The 2019 holiday shopping period is nearly a week shorter than last year. Will that affect businesses? Read on to find out.
The period between the day after Thanksgiving – Black Friday – and Christmas has long been a beneficial period for retailers’ business strategy. Consumers open their pocketbooks for gift-giving and holiday shopping. In fact, the end-of-the-year holiday period puts many retailers in the black for the year. It’s why Black Friday is called what it is.
But this year, the holiday shopping season is considerably shorter than usual – six days shorter than last year, including one weekend less. Does that mean consumers will spend less during this period, and thus the retail sector will be less in the black (or not in the black at all)? Does a shorter holiday period hold out any lessons for retailers and other businesses that depend upon these sales?
Retailers Will Roll Holiday Sales Earlier
One dominant thought is that retailers will simply roll their holiday-themed marketing earlier than Black Friday this year, to make up for any shortfall in the traditional number of days. Rolling out holiday and holiday-themed sales earlier is, in fact, a dominant feature of at least the past five years.
Online retailers especially have made sales available before Thanksgiving because many consumers like to shop on Thanksgiving itself, rather than wait until Black Friday. Many observers pointed out that holiday-themed shopping arguably begins as soon as Halloween is over with, rather than waiting until Thanksgiving. While roughly 80% of consumers spend for the holidays in the long weekend between Black Friday and Cyber Monday, they certainly spend on different days as well.
Overall, the consensus was clear: businesses that depend on holiday shopping for their revenue and profits should ignore the calendar. Marketing efforts still matter to consumers.
Online shopping opportunities have blurred the traditional shopping days of year-end holidays.
Decisions Made on Financial Picture, Not Calendar
Moreover, as many people pointed out, the fact that there are fewer traditional shopping days really has no effect on what people plan to spend. Their plans depend much more on the state of their own finances and their sentiment about the financial outlook for the next year than on the number of shopping days available, primarily since online stores facilitate shopping at all hours of the day and night.

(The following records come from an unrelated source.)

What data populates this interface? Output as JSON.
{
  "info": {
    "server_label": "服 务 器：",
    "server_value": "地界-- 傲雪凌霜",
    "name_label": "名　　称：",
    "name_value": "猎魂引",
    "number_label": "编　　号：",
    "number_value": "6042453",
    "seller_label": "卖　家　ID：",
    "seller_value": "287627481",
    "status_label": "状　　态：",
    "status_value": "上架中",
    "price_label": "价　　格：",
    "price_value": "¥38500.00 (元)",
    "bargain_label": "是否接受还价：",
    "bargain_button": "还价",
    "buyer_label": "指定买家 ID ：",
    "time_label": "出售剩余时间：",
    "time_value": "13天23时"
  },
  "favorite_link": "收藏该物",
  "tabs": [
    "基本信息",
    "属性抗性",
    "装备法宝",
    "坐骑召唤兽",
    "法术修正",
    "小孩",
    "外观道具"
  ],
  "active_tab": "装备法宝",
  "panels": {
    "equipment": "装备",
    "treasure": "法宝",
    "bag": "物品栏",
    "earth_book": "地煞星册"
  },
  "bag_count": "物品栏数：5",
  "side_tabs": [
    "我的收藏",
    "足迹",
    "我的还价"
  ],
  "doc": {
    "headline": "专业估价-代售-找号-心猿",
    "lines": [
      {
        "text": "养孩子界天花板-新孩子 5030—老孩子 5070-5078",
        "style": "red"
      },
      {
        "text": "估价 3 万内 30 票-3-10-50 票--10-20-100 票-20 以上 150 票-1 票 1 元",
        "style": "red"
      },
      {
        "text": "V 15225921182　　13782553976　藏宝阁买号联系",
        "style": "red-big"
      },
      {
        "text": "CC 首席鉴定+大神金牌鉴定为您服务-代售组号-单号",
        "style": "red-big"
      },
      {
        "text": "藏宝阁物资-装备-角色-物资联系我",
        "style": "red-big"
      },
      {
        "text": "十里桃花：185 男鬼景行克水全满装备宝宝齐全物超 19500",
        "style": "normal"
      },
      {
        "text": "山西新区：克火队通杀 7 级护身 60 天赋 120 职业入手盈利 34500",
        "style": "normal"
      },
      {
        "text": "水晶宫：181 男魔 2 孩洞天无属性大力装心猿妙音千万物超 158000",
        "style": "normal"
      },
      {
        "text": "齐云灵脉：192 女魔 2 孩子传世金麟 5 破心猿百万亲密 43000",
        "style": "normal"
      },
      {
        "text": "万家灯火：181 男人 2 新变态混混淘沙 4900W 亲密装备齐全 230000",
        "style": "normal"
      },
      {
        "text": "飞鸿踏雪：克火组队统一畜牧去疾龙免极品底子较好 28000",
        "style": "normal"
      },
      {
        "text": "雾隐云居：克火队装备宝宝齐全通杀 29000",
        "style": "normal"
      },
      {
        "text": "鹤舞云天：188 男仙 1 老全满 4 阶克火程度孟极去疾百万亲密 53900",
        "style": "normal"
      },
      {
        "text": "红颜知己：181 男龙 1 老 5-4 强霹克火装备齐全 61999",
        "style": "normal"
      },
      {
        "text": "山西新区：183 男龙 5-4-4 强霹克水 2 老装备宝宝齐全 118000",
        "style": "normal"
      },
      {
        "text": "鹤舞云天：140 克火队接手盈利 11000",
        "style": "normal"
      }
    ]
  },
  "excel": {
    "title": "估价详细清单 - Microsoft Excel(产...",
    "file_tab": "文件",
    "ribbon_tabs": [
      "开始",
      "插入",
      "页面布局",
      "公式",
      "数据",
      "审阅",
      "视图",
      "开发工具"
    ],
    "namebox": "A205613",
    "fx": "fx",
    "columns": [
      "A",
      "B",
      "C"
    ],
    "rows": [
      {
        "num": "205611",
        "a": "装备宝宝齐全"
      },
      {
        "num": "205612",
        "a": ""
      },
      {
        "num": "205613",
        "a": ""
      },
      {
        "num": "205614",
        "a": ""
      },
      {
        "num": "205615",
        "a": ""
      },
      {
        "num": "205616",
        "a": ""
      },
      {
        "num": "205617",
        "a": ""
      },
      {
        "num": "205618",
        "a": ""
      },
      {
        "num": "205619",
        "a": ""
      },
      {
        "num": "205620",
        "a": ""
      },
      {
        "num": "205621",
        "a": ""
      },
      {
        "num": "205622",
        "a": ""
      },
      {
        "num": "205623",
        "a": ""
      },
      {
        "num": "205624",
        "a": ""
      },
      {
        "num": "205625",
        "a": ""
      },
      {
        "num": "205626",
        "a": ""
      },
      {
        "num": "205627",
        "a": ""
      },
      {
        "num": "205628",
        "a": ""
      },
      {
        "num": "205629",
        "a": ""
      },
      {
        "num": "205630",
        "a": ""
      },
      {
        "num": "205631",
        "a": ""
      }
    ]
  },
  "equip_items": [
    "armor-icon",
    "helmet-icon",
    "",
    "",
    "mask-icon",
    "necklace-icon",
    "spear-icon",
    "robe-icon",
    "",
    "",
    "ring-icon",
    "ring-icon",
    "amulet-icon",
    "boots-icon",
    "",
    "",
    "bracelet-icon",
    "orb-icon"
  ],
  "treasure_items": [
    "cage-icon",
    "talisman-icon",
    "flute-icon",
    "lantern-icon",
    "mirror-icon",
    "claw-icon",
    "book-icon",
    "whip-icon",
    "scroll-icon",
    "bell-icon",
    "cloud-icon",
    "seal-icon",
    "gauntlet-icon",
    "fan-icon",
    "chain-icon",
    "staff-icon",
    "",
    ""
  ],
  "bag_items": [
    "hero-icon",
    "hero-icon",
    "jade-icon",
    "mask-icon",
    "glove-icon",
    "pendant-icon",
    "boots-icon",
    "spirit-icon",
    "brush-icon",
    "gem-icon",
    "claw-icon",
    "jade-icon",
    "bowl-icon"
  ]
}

The only retailers and businesses likely to suffer from the shorter shopping season are those relying on impulse buys. These may suffer as there are fewer days in which people will be walking by them or indulging in impulsive purchases.
Finally, many industry observers believe that those retailers whose sales are soft or outright poor during the holidays will blame the length of the season. They urge that retailers begin targeting consumers with deals to coax them to spend.
Many retailers are doing this, offering free shipping, cashback from purchases, and loyalty cards, and awards. Wal-Mart and Target are both being particularly aggressive in their attempts to compete with retailing giant Amazon, whose website is abuzz with holiday promotions and whose shipping is always available for free and next day delivery.